Nowy sezon za pasem, jeszcze do końca nie wiadomo, kto z kim i kiedy, ale wiemy już, ile centrala zażyczyła sobie za prowadzenie tej całej zabawy. Zarząd OZPN uchwalił 12 obszarów, za które należy się zapłacić. Zapłacić oczywiście muszą kluby, które chcą w tej zabawie uczestniczyć. A że z braku konkurencji kluby nie tyle chcą, co uczestniczyć muszą, to i zapłacą. Bo jak nie, to nie zagrają.
Na pierwszy ogień idzie składka członkowska. Jak sama nazwa wskazuje, należy się ona za samo istnienie i bycie członkiem. A członkiem być trzeba, bo inaczej też zgrać się nie da. W zależności od klasy rozgrywkowej członkostwo kosztuje więcej lub mniej, nie wynika to wprawdzie z jakichś obiektywnych przesłanek, dla centrali jednak za wyższą pozycję w hierarchii płaci się po prostu więcej. Opłata może i nie jest powalająca, bo waha się w granicach 120-240zł, ale to pierwszy wydatek, z jakim musi się liczyć klub chcący przystąpić do rozgrywek. Co ciekawe, w tabeli OZPN kwota 240zł przypisał także do ekstraklasy (płatność do kasy OZPN), a nasze kluby od kilkudziesięciu już lat nie wiedzą, co to jest. Czyżby Kluczbork miał w tym roku awansować?

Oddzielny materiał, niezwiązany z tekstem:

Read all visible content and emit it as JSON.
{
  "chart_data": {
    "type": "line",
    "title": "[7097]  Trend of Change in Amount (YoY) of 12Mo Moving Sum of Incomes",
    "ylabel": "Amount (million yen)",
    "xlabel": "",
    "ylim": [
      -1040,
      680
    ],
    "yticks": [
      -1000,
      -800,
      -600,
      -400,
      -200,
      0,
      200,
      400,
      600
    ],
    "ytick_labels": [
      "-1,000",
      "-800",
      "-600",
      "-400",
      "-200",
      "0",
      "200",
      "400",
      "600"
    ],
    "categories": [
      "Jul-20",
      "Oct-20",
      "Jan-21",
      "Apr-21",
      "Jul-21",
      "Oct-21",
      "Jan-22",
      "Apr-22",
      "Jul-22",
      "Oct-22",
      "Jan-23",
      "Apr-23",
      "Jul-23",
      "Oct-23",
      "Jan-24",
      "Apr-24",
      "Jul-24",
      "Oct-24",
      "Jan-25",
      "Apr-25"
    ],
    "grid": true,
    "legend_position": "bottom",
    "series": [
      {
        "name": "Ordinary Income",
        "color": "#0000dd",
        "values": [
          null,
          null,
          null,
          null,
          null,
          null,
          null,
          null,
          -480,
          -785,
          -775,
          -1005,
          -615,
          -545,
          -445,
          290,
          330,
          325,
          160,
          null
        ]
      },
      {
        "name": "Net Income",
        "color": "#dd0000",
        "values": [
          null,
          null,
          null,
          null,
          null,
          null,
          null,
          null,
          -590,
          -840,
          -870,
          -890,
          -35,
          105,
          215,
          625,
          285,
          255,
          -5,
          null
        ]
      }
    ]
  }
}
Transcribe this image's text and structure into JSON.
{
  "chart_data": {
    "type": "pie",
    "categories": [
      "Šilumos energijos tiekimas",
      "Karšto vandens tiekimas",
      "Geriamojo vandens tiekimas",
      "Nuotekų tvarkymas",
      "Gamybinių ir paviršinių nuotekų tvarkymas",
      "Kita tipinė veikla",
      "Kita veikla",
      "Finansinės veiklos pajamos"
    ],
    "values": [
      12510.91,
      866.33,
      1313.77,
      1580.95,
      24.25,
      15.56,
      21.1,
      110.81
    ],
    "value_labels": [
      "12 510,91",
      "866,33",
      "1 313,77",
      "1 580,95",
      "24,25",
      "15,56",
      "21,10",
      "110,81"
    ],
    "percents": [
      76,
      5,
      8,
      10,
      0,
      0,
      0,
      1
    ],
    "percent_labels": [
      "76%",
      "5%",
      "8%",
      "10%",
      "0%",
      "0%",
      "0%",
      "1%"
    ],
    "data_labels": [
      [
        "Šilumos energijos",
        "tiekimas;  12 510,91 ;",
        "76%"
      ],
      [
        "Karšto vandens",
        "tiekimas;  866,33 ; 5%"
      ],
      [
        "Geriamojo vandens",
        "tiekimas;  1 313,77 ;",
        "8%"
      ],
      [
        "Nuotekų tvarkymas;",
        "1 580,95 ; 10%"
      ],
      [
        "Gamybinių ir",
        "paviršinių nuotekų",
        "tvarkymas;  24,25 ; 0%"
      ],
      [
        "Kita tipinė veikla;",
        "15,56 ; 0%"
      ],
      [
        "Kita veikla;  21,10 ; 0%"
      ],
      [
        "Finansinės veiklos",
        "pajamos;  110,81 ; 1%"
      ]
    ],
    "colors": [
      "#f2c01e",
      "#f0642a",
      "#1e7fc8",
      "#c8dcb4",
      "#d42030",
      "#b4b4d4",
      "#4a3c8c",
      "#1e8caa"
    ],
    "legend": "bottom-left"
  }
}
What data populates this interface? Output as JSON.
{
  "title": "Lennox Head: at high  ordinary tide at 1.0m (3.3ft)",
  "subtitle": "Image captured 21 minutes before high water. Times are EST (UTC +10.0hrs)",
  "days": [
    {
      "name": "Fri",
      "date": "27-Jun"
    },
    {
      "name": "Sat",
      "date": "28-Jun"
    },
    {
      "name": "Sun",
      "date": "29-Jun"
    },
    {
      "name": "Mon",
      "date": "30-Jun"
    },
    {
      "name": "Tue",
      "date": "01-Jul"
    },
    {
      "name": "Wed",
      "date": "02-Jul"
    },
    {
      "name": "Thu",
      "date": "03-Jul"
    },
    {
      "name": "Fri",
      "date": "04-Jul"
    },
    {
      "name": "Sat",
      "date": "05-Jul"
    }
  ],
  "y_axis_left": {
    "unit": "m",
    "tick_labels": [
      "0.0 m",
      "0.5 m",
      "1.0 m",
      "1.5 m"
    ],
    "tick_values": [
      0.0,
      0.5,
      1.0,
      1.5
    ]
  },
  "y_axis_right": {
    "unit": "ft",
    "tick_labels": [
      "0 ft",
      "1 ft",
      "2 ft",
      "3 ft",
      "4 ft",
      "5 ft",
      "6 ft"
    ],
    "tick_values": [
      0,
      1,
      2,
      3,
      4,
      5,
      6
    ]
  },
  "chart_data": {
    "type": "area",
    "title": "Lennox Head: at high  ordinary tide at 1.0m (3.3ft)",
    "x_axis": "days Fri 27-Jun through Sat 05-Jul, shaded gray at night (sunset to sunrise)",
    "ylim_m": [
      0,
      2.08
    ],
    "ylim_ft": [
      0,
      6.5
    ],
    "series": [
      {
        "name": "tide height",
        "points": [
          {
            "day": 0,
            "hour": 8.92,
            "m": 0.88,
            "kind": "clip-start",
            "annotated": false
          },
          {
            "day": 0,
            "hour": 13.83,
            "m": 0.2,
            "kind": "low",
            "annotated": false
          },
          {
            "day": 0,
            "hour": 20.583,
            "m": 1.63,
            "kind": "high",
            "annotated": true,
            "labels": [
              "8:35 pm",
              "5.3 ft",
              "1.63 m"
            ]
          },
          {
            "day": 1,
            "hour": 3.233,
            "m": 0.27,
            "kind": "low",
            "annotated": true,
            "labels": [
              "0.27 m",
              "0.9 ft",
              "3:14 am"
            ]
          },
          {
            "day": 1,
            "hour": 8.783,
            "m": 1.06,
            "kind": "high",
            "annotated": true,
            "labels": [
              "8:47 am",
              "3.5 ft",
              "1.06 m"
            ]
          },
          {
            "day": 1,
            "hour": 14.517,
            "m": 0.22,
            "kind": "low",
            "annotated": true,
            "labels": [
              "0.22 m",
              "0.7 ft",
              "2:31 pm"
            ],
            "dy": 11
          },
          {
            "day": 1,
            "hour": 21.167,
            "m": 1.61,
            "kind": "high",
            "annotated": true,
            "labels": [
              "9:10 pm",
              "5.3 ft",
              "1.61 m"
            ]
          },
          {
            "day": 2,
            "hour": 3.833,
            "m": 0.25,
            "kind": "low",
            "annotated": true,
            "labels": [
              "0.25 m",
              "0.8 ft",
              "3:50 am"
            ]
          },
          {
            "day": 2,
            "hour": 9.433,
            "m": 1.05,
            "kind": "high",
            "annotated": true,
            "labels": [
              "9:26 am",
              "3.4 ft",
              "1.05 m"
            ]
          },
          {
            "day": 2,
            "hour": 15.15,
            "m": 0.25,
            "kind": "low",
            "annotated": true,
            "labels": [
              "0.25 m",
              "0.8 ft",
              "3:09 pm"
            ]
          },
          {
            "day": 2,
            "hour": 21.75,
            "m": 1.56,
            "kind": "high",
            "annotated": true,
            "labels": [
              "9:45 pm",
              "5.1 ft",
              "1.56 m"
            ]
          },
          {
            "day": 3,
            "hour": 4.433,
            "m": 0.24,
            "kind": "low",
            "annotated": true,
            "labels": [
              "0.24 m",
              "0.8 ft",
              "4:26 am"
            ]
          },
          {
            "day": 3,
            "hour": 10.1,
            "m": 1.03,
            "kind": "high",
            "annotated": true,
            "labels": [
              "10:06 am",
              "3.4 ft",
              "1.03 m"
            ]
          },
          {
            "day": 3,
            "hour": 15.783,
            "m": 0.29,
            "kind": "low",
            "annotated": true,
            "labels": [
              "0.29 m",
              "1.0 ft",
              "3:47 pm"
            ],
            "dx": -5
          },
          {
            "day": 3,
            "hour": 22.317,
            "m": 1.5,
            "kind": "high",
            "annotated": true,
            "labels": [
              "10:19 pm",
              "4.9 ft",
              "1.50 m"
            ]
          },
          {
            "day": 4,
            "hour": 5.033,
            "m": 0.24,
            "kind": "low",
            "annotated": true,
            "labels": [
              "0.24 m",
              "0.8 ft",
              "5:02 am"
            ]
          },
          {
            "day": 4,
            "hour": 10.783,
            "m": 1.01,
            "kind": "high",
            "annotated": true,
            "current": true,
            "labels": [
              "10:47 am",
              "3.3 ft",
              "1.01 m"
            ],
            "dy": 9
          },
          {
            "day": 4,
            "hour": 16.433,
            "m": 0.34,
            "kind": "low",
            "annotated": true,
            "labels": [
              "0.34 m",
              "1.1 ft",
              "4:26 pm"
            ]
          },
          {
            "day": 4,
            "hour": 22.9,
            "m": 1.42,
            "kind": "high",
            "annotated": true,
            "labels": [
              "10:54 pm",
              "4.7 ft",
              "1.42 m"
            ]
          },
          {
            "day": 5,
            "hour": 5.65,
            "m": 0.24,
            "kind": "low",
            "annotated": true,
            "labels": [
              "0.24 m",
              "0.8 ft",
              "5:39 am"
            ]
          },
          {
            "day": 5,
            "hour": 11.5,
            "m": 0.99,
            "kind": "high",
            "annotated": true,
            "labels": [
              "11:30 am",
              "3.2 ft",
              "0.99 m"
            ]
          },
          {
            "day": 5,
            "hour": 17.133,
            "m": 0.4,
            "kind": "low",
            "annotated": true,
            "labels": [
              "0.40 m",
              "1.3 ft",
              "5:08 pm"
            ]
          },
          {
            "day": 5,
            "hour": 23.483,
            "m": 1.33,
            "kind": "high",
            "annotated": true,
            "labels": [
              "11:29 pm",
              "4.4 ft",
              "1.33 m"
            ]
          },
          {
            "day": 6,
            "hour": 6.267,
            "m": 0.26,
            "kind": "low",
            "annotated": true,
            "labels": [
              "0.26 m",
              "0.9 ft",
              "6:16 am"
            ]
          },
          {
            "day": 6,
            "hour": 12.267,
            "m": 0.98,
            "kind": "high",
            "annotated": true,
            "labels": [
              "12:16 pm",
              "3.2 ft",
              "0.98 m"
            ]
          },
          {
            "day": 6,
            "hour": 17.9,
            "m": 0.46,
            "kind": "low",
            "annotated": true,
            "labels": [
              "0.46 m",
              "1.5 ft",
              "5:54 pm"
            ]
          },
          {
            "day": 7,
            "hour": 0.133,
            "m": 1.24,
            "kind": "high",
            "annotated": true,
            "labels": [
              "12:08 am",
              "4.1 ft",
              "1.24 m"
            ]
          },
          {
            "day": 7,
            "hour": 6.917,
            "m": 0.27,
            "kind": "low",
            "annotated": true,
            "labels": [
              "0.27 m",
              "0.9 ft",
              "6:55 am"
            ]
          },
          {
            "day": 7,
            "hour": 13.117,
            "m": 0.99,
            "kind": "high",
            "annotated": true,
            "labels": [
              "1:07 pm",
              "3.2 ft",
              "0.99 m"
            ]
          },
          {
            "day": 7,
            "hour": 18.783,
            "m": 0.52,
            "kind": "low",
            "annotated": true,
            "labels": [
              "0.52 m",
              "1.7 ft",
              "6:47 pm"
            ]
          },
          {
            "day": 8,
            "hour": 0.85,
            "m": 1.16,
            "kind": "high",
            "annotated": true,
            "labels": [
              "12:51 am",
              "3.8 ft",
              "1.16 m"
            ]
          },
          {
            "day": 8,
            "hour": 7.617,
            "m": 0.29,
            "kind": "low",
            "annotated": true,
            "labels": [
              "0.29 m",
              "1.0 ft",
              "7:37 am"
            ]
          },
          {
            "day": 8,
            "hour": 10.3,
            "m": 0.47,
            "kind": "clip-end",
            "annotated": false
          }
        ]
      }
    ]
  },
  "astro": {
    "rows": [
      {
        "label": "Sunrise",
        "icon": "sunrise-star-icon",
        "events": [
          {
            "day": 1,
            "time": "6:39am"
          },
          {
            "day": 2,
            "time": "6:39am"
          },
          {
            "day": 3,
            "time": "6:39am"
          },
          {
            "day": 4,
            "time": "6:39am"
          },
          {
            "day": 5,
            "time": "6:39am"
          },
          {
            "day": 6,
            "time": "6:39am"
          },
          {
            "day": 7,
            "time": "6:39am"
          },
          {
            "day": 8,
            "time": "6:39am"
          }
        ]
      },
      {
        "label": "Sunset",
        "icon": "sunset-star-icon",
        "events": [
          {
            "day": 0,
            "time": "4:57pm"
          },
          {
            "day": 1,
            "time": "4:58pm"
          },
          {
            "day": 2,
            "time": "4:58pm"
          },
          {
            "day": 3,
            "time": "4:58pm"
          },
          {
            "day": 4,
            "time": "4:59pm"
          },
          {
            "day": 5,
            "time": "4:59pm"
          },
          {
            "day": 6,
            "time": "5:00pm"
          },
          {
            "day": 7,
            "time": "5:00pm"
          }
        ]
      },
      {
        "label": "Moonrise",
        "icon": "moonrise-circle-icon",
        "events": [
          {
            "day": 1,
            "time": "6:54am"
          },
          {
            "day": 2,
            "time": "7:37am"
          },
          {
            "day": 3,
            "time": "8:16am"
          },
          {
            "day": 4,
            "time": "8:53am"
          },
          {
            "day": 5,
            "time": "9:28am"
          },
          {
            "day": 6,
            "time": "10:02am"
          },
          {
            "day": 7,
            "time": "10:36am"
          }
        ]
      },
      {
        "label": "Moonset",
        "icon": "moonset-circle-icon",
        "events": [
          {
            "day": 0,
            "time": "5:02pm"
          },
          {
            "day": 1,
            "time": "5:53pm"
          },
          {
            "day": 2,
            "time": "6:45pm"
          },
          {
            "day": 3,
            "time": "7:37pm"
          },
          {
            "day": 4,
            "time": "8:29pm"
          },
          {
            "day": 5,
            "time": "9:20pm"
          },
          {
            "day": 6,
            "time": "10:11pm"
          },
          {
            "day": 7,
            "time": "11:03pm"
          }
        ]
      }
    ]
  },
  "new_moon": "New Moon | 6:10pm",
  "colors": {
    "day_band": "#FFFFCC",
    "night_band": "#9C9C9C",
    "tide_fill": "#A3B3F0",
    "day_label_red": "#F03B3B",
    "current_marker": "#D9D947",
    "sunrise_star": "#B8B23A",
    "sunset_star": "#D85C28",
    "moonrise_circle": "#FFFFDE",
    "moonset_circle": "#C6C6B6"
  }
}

Zapowiadana zmiana struktury OZPN i Podokręgów nie dojdzie do skutku. Zarząd OZPN podjął decyzję, że wszystkie rozgrywki będą prowadzone na dotychczasowych zasadach. Pozostanie 9 (słownie: dziewięć!) podokręgów prowadzących rozgrywki w klasie B i C, rozgrywki juniorów klasy A i parę innych. Okręg Opole poprowadzi rozgrywki IV i V ligi, klasy W, klasy A oraz juniorów I i II ligi.